If you’re having difficulty building your argument with data, a good technique is to call local “experts” for quotes. For example, find and call the police unit responsible for gang suppression in your target area, then ask leading questions. Invariably, the officer will tell horror stories about rampant gang activity. Just ask if you can quote her and she will almost always agree. It’s always fun to include the names of some local gangs in your proposal for a dash of reader titillation. This is particularly important if the reader is on proposal 35 out of 40 and just wants to go find the hotel bar. You can also find the name of any large social service provider or city official in the target area (other than the one for whom you are working) and ask them about local problems with the target population. For example, if you seek information about at-risk youth services and you talk to the local Boys and Girls Club executive director or city parks director, this person will almost always say that new problems are erupting every minute while their funding is declining.

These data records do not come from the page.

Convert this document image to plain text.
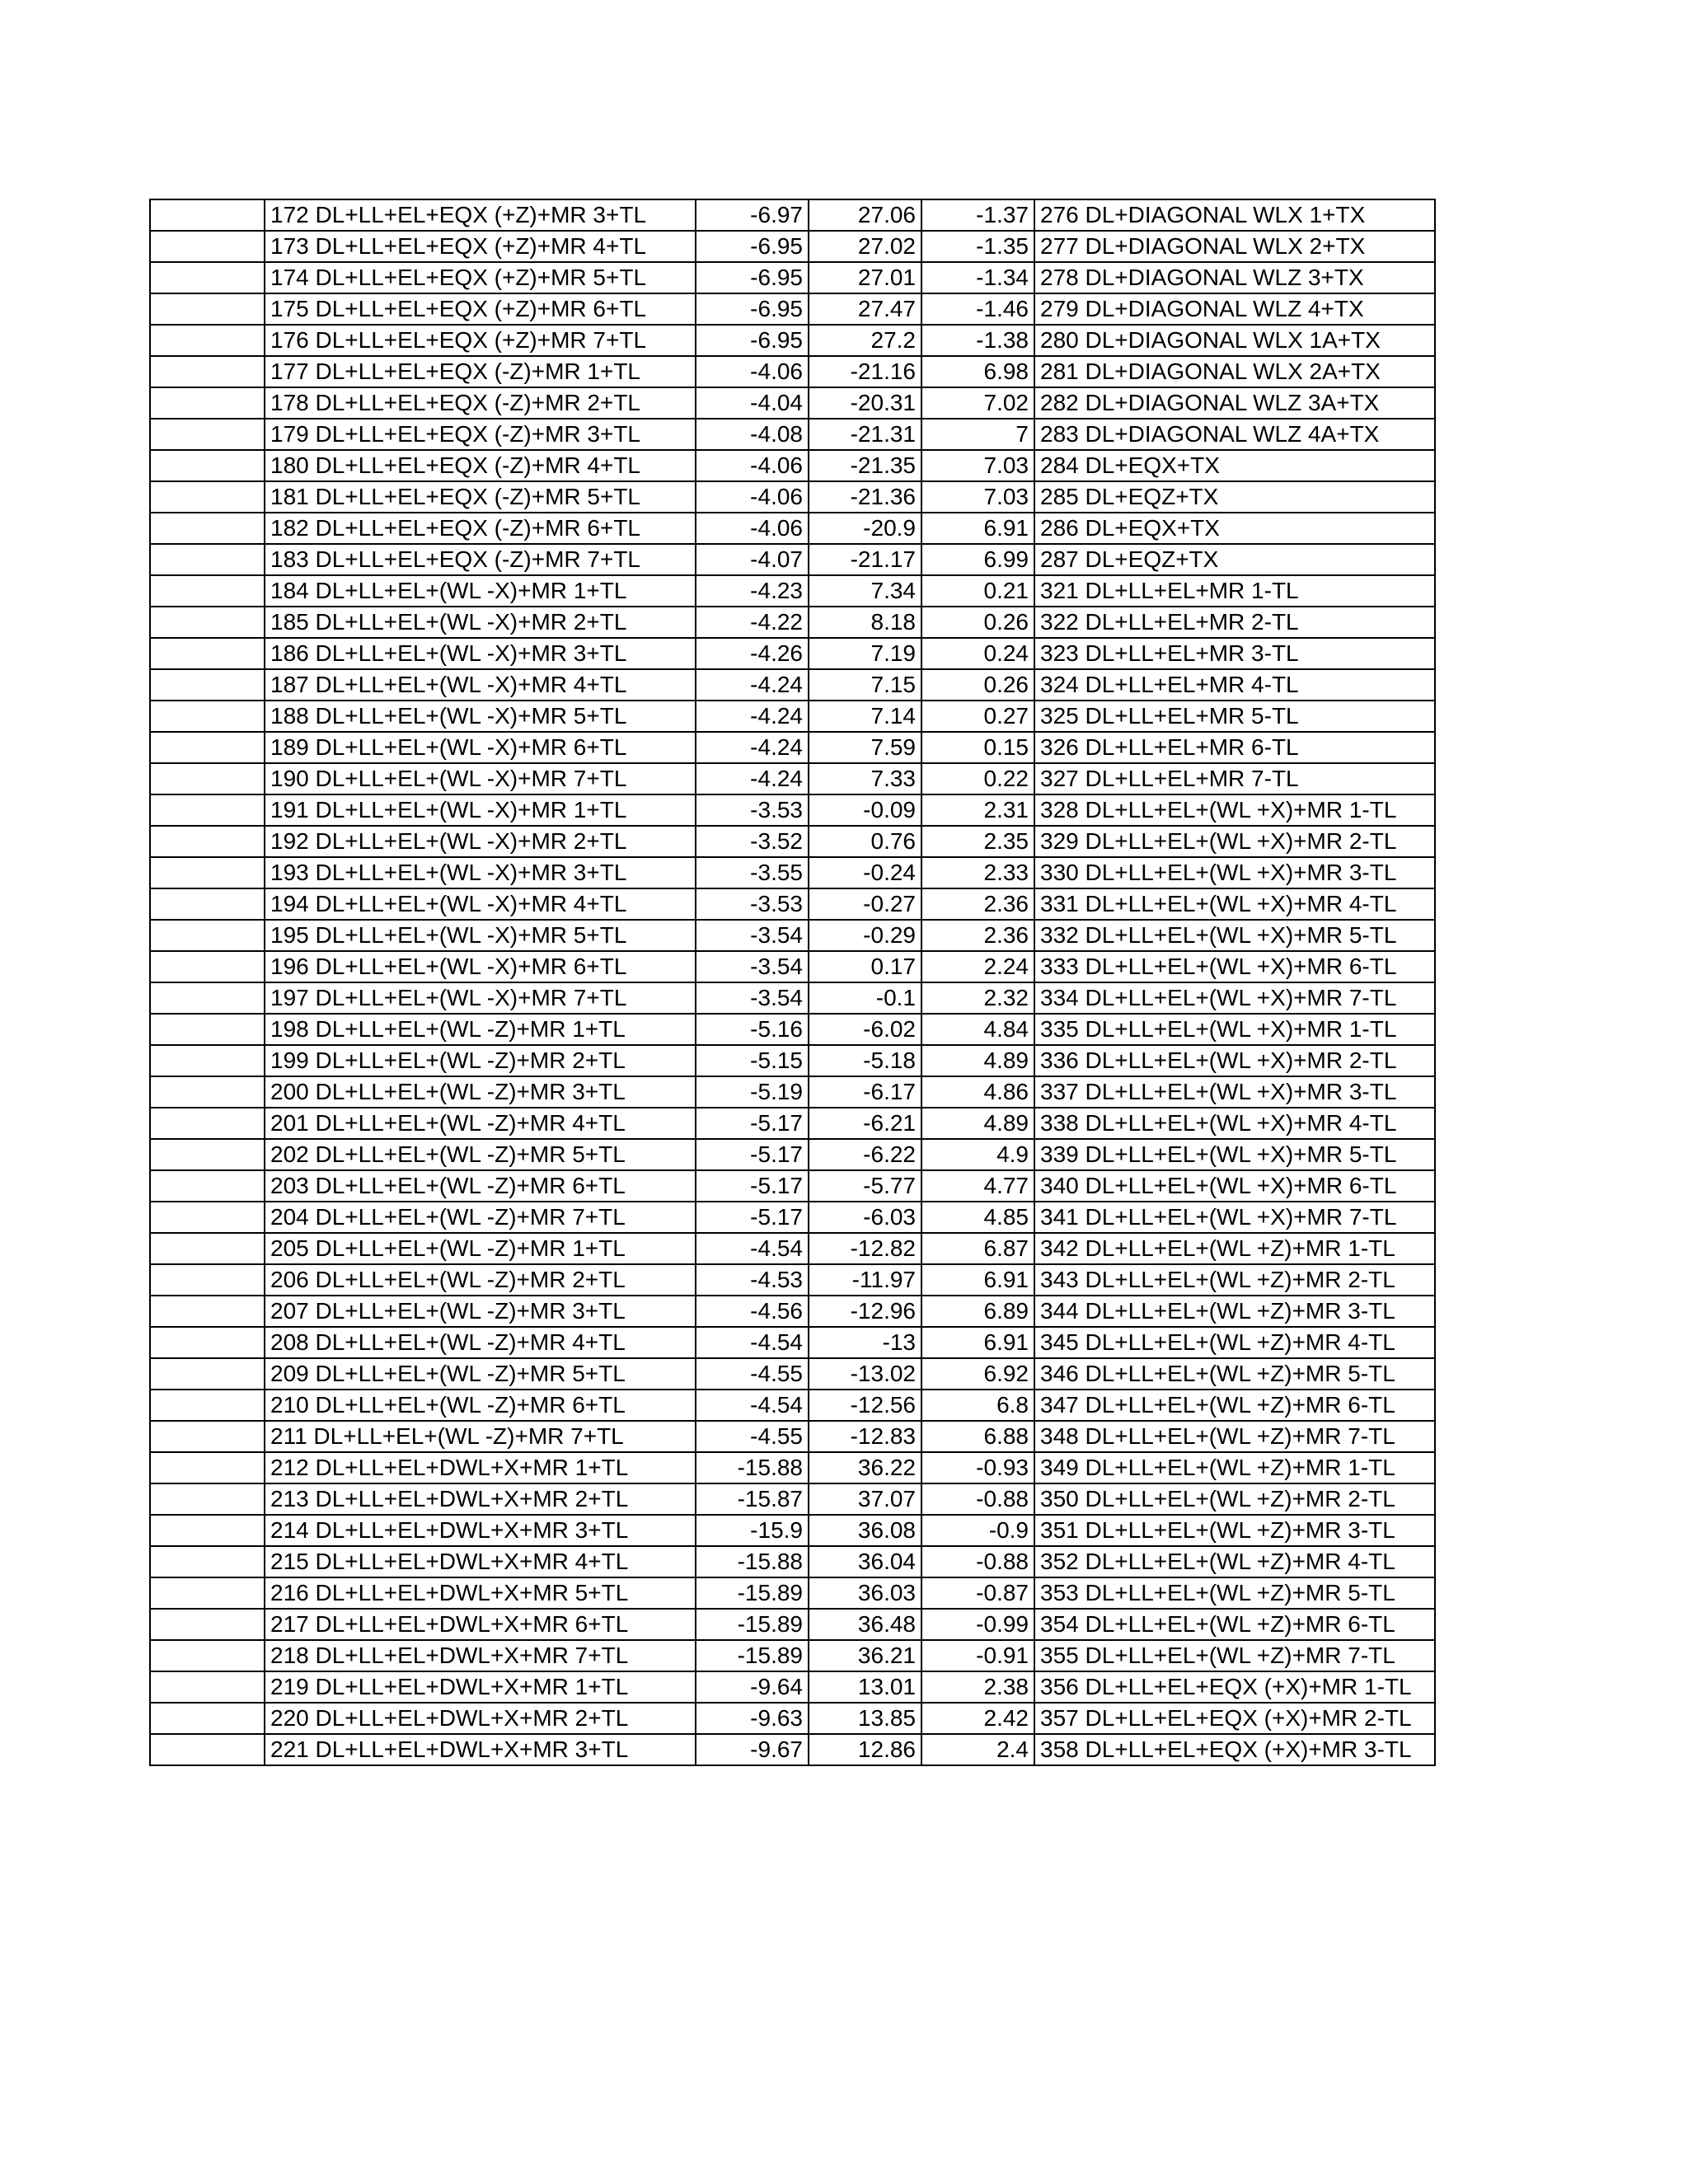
	172 DL+LL+EL+EQX (+Z)+MR 3+TL	-6.97	27.06	-1.37	276 DL+DIAGONAL WLX 1+TX
	173 DL+LL+EL+EQX (+Z)+MR 4+TL	-6.95	27.02	-1.35	277 DL+DIAGONAL WLX 2+TX
	174 DL+LL+EL+EQX (+Z)+MR 5+TL	-6.95	27.01	-1.34	278 DL+DIAGONAL WLZ 3+TX
	175 DL+LL+EL+EQX (+Z)+MR 6+TL	-6.95	27.47	-1.46	279 DL+DIAGONAL WLZ 4+TX
	176 DL+LL+EL+EQX (+Z)+MR 7+TL	-6.95	27.2	-1.38	280 DL+DIAGONAL WLX 1A+TX
	177 DL+LL+EL+EQX (-Z)+MR 1+TL	-4.06	-21.16	6.98	281 DL+DIAGONAL WLX 2A+TX
	178 DL+LL+EL+EQX (-Z)+MR 2+TL	-4.04	-20.31	7.02	282 DL+DIAGONAL WLZ 3A+TX
	179 DL+LL+EL+EQX (-Z)+MR 3+TL	-4.08	-21.31	7	283 DL+DIAGONAL WLZ 4A+TX
	180 DL+LL+EL+EQX (-Z)+MR 4+TL	-4.06	-21.35	7.03	284 DL+EQX+TX
	181 DL+LL+EL+EQX (-Z)+MR 5+TL	-4.06	-21.36	7.03	285 DL+EQZ+TX
	182 DL+LL+EL+EQX (-Z)+MR 6+TL	-4.06	-20.9	6.91	286 DL+EQX+TX
	183 DL+LL+EL+EQX (-Z)+MR 7+TL	-4.07	-21.17	6.99	287 DL+EQZ+TX
	184 DL+LL+EL+(WL -X)+MR 1+TL	-4.23	7.34	0.21	321 DL+LL+EL+MR 1-TL
	185 DL+LL+EL+(WL -X)+MR 2+TL	-4.22	8.18	0.26	322 DL+LL+EL+MR 2-TL
	186 DL+LL+EL+(WL -X)+MR 3+TL	-4.26	7.19	0.24	323 DL+LL+EL+MR 3-TL
	187 DL+LL+EL+(WL -X)+MR 4+TL	-4.24	7.15	0.26	324 DL+LL+EL+MR 4-TL
	188 DL+LL+EL+(WL -X)+MR 5+TL	-4.24	7.14	0.27	325 DL+LL+EL+MR 5-TL
	189 DL+LL+EL+(WL -X)+MR 6+TL	-4.24	7.59	0.15	326 DL+LL+EL+MR 6-TL
	190 DL+LL+EL+(WL -X)+MR 7+TL	-4.24	7.33	0.22	327 DL+LL+EL+MR 7-TL
	191 DL+LL+EL+(WL -X)+MR 1+TL	-3.53	-0.09	2.31	328 DL+LL+EL+(WL +X)+MR 1-TL
	192 DL+LL+EL+(WL -X)+MR 2+TL	-3.52	0.76	2.35	329 DL+LL+EL+(WL +X)+MR 2-TL
	193 DL+LL+EL+(WL -X)+MR 3+TL	-3.55	-0.24	2.33	330 DL+LL+EL+(WL +X)+MR 3-TL
	194 DL+LL+EL+(WL -X)+MR 4+TL	-3.53	-0.27	2.36	331 DL+LL+EL+(WL +X)+MR 4-TL
	195 DL+LL+EL+(WL -X)+MR 5+TL	-3.54	-0.29	2.36	332 DL+LL+EL+(WL +X)+MR 5-TL
	196 DL+LL+EL+(WL -X)+MR 6+TL	-3.54	0.17	2.24	333 DL+LL+EL+(WL +X)+MR 6-TL
	197 DL+LL+EL+(WL -X)+MR 7+TL	-3.54	-0.1	2.32	334 DL+LL+EL+(WL +X)+MR 7-TL
	198 DL+LL+EL+(WL -Z)+MR 1+TL	-5.16	-6.02	4.84	335 DL+LL+EL+(WL +X)+MR 1-TL
	199 DL+LL+EL+(WL -Z)+MR 2+TL	-5.15	-5.18	4.89	336 DL+LL+EL+(WL +X)+MR 2-TL
	200 DL+LL+EL+(WL -Z)+MR 3+TL	-5.19	-6.17	4.86	337 DL+LL+EL+(WL +X)+MR 3-TL
	201 DL+LL+EL+(WL -Z)+MR 4+TL	-5.17	-6.21	4.89	338 DL+LL+EL+(WL +X)+MR 4-TL
	202 DL+LL+EL+(WL -Z)+MR 5+TL	-5.17	-6.22	4.9	339 DL+LL+EL+(WL +X)+MR 5-TL
	203 DL+LL+EL+(WL -Z)+MR 6+TL	-5.17	-5.77	4.77	340 DL+LL+EL+(WL +X)+MR 6-TL
	204 DL+LL+EL+(WL -Z)+MR 7+TL	-5.17	-6.03	4.85	341 DL+LL+EL+(WL +X)+MR 7-TL
	205 DL+LL+EL+(WL -Z)+MR 1+TL	-4.54	-12.82	6.87	342 DL+LL+EL+(WL +Z)+MR 1-TL
	206 DL+LL+EL+(WL -Z)+MR 2+TL	-4.53	-11.97	6.91	343 DL+LL+EL+(WL +Z)+MR 2-TL
	207 DL+LL+EL+(WL -Z)+MR 3+TL	-4.56	-12.96	6.89	344 DL+LL+EL+(WL +Z)+MR 3-TL
	208 DL+LL+EL+(WL -Z)+MR 4+TL	-4.54	-13	6.91	345 DL+LL+EL+(WL +Z)+MR 4-TL
	209 DL+LL+EL+(WL -Z)+MR 5+TL	-4.55	-13.02	6.92	346 DL+LL+EL+(WL +Z)+MR 5-TL
	210 DL+LL+EL+(WL -Z)+MR 6+TL	-4.54	-12.56	6.8	347 DL+LL+EL+(WL +Z)+MR 6-TL
	211 DL+LL+EL+(WL -Z)+MR 7+TL	-4.55	-12.83	6.88	348 DL+LL+EL+(WL +Z)+MR 7-TL
	212 DL+LL+EL+DWL+X+MR 1+TL	-15.88	36.22	-0.93	349 DL+LL+EL+(WL +Z)+MR 1-TL
	213 DL+LL+EL+DWL+X+MR 2+TL	-15.87	37.07	-0.88	350 DL+LL+EL+(WL +Z)+MR 2-TL
	214 DL+LL+EL+DWL+X+MR 3+TL	-15.9	36.08	-0.9	351 DL+LL+EL+(WL +Z)+MR 3-TL
	215 DL+LL+EL+DWL+X+MR 4+TL	-15.88	36.04	-0.88	352 DL+LL+EL+(WL +Z)+MR 4-TL
	216 DL+LL+EL+DWL+X+MR 5+TL	-15.89	36.03	-0.87	353 DL+LL+EL+(WL +Z)+MR 5-TL
	217 DL+LL+EL+DWL+X+MR 6+TL	-15.89	36.48	-0.99	354 DL+LL+EL+(WL +Z)+MR 6-TL
	218 DL+LL+EL+DWL+X+MR 7+TL	-15.89	36.21	-0.91	355 DL+LL+EL+(WL +Z)+MR 7-TL
	219 DL+LL+EL+DWL+X+MR 1+TL	-9.64	13.01	2.38	356 DL+LL+EL+EQX (+X)+MR 1-TL
	220 DL+LL+EL+DWL+X+MR 2+TL	-9.63	13.85	2.42	357 DL+LL+EL+EQX (+X)+MR 2-TL
	221 DL+LL+EL+DWL+X+MR 3+TL	-9.67	12.86	2.4	358 DL+LL+EL+EQX (+X)+MR 3-TL
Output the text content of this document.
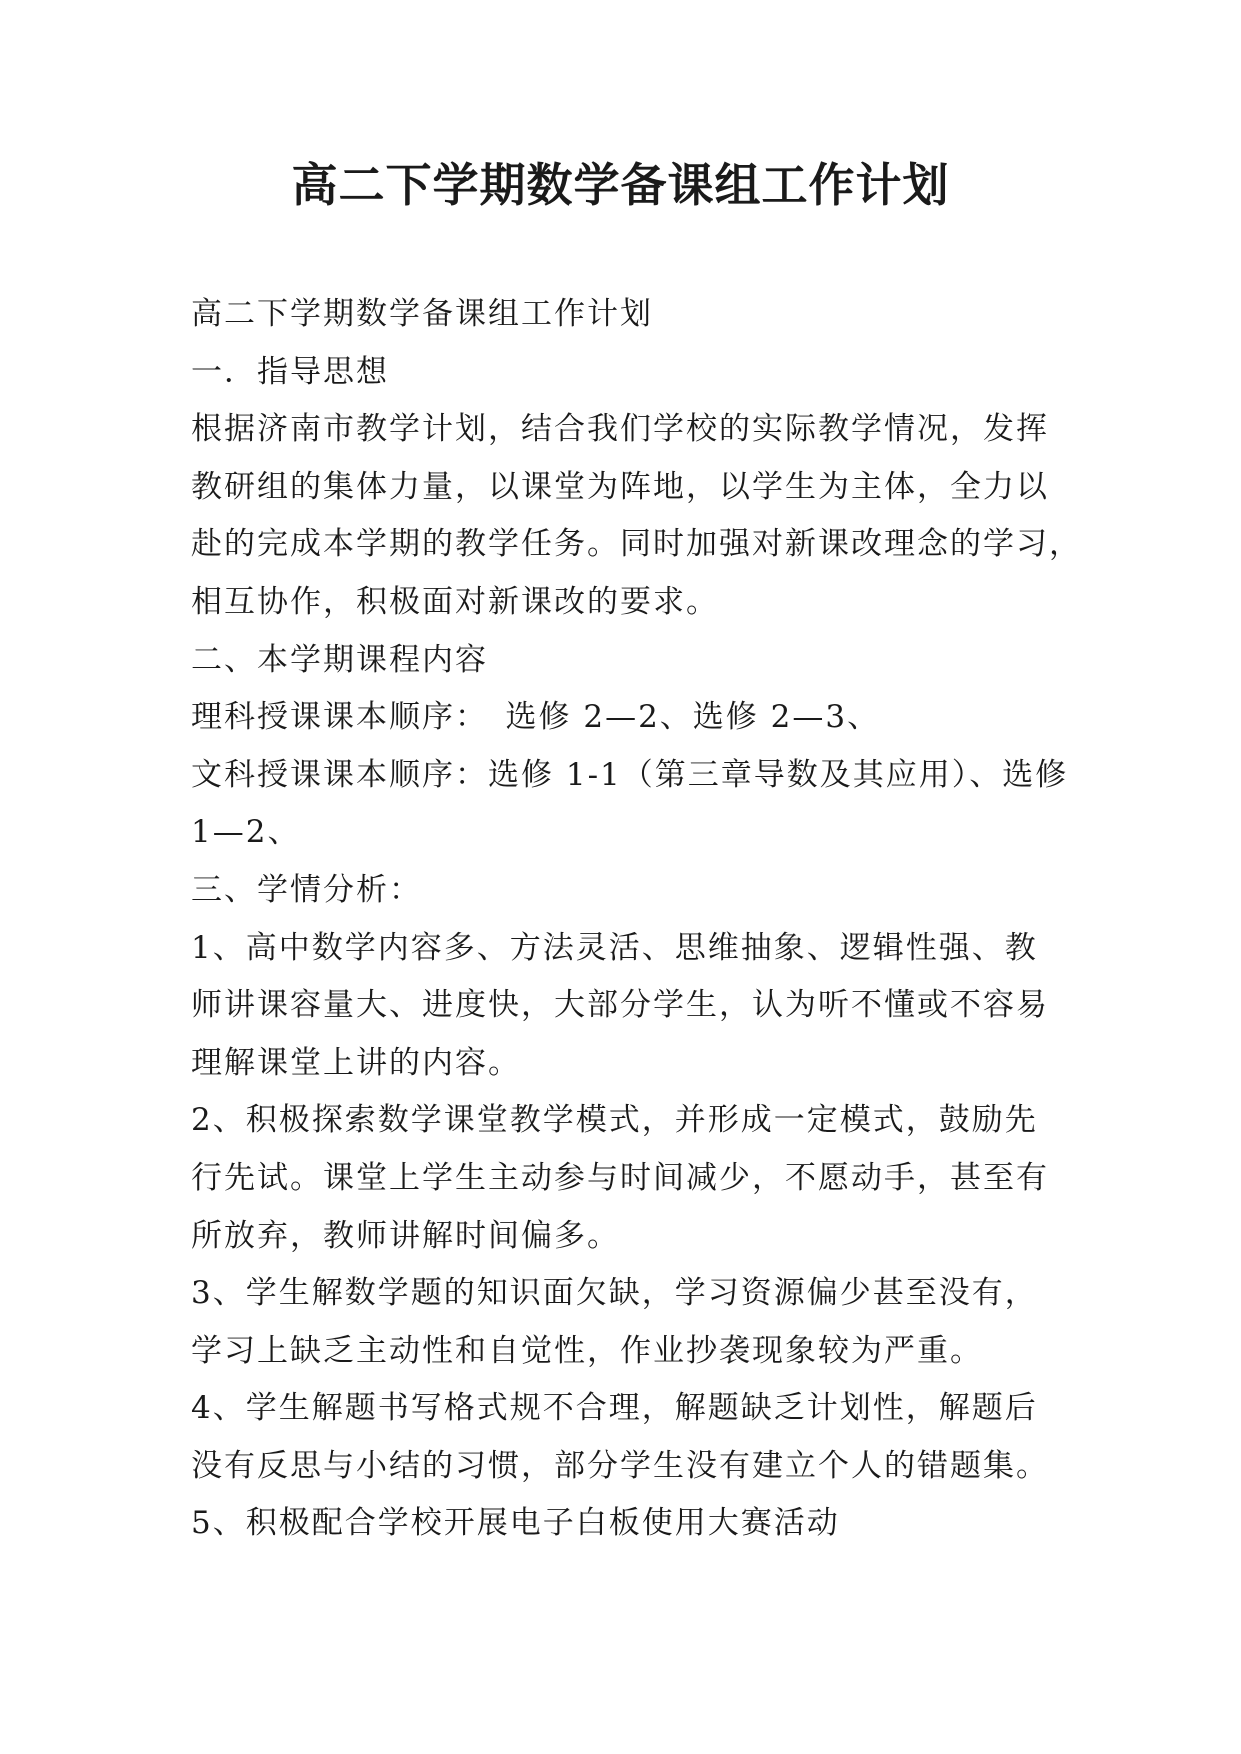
高二下学期数学备课组工作计划
高二下学期数学备课组工作计划
一．指导思想
根据济南市教学计划，结合我们学校的实际教学情况，发挥
教研组的集体力量，以课堂为阵地，以学生为主体，全力以
赴的完成本学期的教学任务。同时加强对新课改理念的学习，
相互协作，积极面对新课改的要求。
二、本学期课程内容
理科授课课本顺序：　选修 2—2、选修 2—3、
文科授课课本顺序：选修 1-1（第三章导数及其应用）、选修
1—2、
三、学情分析：
1、高中数学内容多、方法灵活、思维抽象、逻辑性强、教
师讲课容量大、进度快，大部分学生，认为听不懂或不容易
理解课堂上讲的内容。
2、积极探索数学课堂教学模式，并形成一定模式，鼓励先
行先试。课堂上学生主动参与时间减少，不愿动手，甚至有
所放弃，教师讲解时间偏多。
3、学生解数学题的知识面欠缺，学习资源偏少甚至没有，
学习上缺乏主动性和自觉性，作业抄袭现象较为严重。
4、学生解题书写格式规不合理，解题缺乏计划性，解题后
没有反思与小结的习惯，部分学生没有建立个人的错题集。
5、积极配合学校开展电子白板使用大赛活动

This gives you the opportunity to write something like, according to Conrad Cuttlebone, YMCA Director, “there are many more latch-key kids in the community since the Hindenburg Dirigible Factory closed, and we’re seeing many more cases of domestic violence, while at the same time the county cut our funding by 50%.” When all else fails, you can simply write, “although specific target area level data is not available, the agency knows anecdotally that teen pregnancy is on the rise, mirroring national trends.” Of course, you can do this even if the local area doesn’t match national trends, as most reviewers don’t have the vaguest idea about national trends for anything.

In other words, while it is not a good idea to make up data, it’s perfectly fair to exaggerate problems through obfuscation and specious analysis. You’re generally rewarded for such effects: the worse the target area, the more likely you are to get points, and the more likely you are to be funded.

The gentle art of writing needs assessments really comes down to painting word pictures that combine cherry-picked data with opinions and anecdotes strung together to meet the expectations of reviewers, who assume something terrible must be going on in your community, or you would be doing almost anything other than writing a grant proposal, such as watching my favorite college football team, the KU Jayhawks, trounce Virginia Tech in the upcoming Orange Bowl. Rock! Chalk! Jayhawk! KU!